Suddenly he stood up and turned to face me. "Did Hazel tell you she and Hyde were leaving?" he asked bluntly, his eyes not revealing an iota of the emotion that had moments ago thickened his voice. I stared hard at him for a long time, trying to see through his defences but as always it was impossible. I nodded my head stiffly, still angry at him but sensing my anger wavering slightly. I glanced down at the headstone and traced the letters of her name with my eyes. "Are you going with them?" he pressed and this time I gave a little shake of my head.
I heard him inhale sharply and risked a quick glance up at him. His eyes were fixed on the horizon and for the millionth time I wished I knew what he was thinking. I didn't have to wonder long because, to my surprise, he turned fully to face me, his eyes locking with mine before I could look away. I held his gaze, pinned.
"It may come many years too late, Enobaria, but let me help you now. There's nothing to return to here, anywhere, not for people like us." He was speaking fast as if he didn't trust himself to pause. I barely had time to breathe let alone wonder at his words.

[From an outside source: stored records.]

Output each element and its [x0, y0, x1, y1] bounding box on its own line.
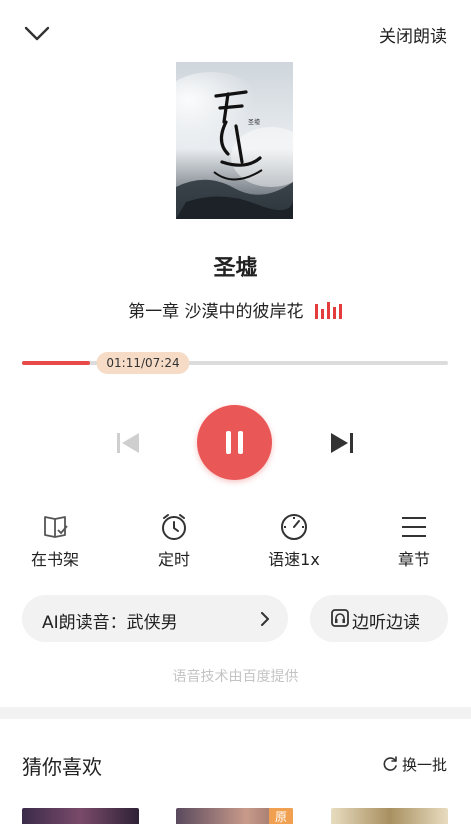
listen-read-label: 边听边读 — [352, 613, 420, 633]
pause-icon — [226, 431, 231, 454]
bookshelf-button[interactable]: 在书架 — [10, 512, 100, 570]
section-divider — [0, 707, 471, 719]
ai-voice-label: AI朗读音：武侠男 — [42, 613, 178, 633]
speed-label: 语速1x — [268, 550, 320, 569]
tts-credit: 语音技术由百度提供 — [172, 669, 299, 685]
refresh-button[interactable]: 换一批 — [381, 754, 447, 775]
original-badge: 原 — [269, 808, 293, 824]
chevron-right-icon — [261, 612, 269, 626]
pause-button[interactable] — [197, 405, 272, 480]
chapters-label: 章节 — [397, 550, 430, 569]
speedometer-icon — [281, 514, 307, 540]
progress-time-handle[interactable]: 01:11/07:24 — [96, 352, 190, 374]
skip-previous-icon[interactable] — [116, 432, 140, 454]
progress-fill — [22, 361, 90, 365]
skip-next-icon[interactable] — [330, 432, 354, 454]
refresh-label: 换一批 — [401, 756, 447, 774]
sound-wave-icon — [314, 301, 343, 324]
chapter-row: 第一章 沙漠中的彼岸花 — [0, 297, 471, 324]
menu-list-icon — [402, 517, 426, 537]
close-reading-button[interactable]: 关闭朗读 — [379, 22, 447, 47]
cover-title-art: 圣墟 — [248, 118, 260, 126]
listen-read-button[interactable]: 边听边读 — [310, 595, 448, 642]
chapter-title: 第一章 沙漠中的彼岸花 — [128, 302, 304, 322]
speed-button[interactable]: 语速1x — [249, 512, 339, 570]
recommend-title: 猜你喜欢 — [22, 755, 102, 779]
recommend-book-cover[interactable] — [22, 808, 139, 824]
recommend-book-cover[interactable]: 原 — [176, 808, 293, 824]
recommend-book-cover[interactable] — [331, 808, 448, 824]
function-row: 在书架 定时 语速1x 章节 — [0, 512, 471, 572]
bookshelf-check-icon — [44, 516, 68, 538]
timer-button[interactable]: 定时 — [129, 512, 219, 570]
headphone-book-icon — [331, 609, 349, 627]
alarm-clock-icon — [162, 514, 186, 540]
ai-voice-selector[interactable]: AI朗读音：武侠男 — [22, 595, 288, 642]
refresh-icon — [383, 756, 397, 771]
progress-slider[interactable]: 01:11/07:24 — [22, 352, 448, 374]
timer-label: 定时 — [157, 550, 190, 569]
playback-controls — [0, 405, 471, 481]
bookshelf-label: 在书架 — [30, 550, 79, 569]
chapters-button[interactable]: 章节 — [369, 512, 459, 570]
pause-icon-bar — [238, 431, 243, 454]
book-cover: 圣墟 — [176, 62, 293, 219]
top-bar: 关闭朗读 — [0, 0, 471, 64]
book-title: 圣墟 — [213, 256, 258, 281]
chevron-down-icon[interactable] — [22, 22, 52, 46]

"The reason I had to come to District 2 was to find somewhere to disappear to. There are houses, abandoned now, in the woods near the old quarries. They're deserted...free. No one would bother me there...no one would bother us there." He snapped his mouth shut as soon as he'd finished as if he wanted to be sure no rogue words escaped. He wasn't quite meeting my eyes but I kept staring back at him. I understood his words. Perfectly. He was offering me what I'd never had- a home. Here, buried in the woods of my childhood, it was the perfect combination of freedom and memory. I would not be running if I stayed here, but I would not be lost in an unknown world either. Even without the dangerously fatherly offer Domitius had made me the proposal was overwhelming appealing. I restrained myself though and paused, glancing down at my mother's headstone again.
"I wish they hadn't put Reyes on there," I said suddenly, my eyes still fixed on the stone. I could feel his gaze intent upon me but I didn't look up, knowing I'd lose my courage if I did. "That wasn't her name. That was his. It should say Cassandra Silas. She belonged to him in life, it seems wrong that she should in death too."
I couldn't forgive her, there had been too many years of pain and sorrow for that, but I could acknowledge that she hadn't always been like that. I'd never love the mother I had known but perhaps, with time, I could know the girl that Domitius had loved. He didn't reply to me so I glanced up at him again and nodded. "Yes," I confirmed, feeling the first smile in a long, long time tugging at my lips. "Yes."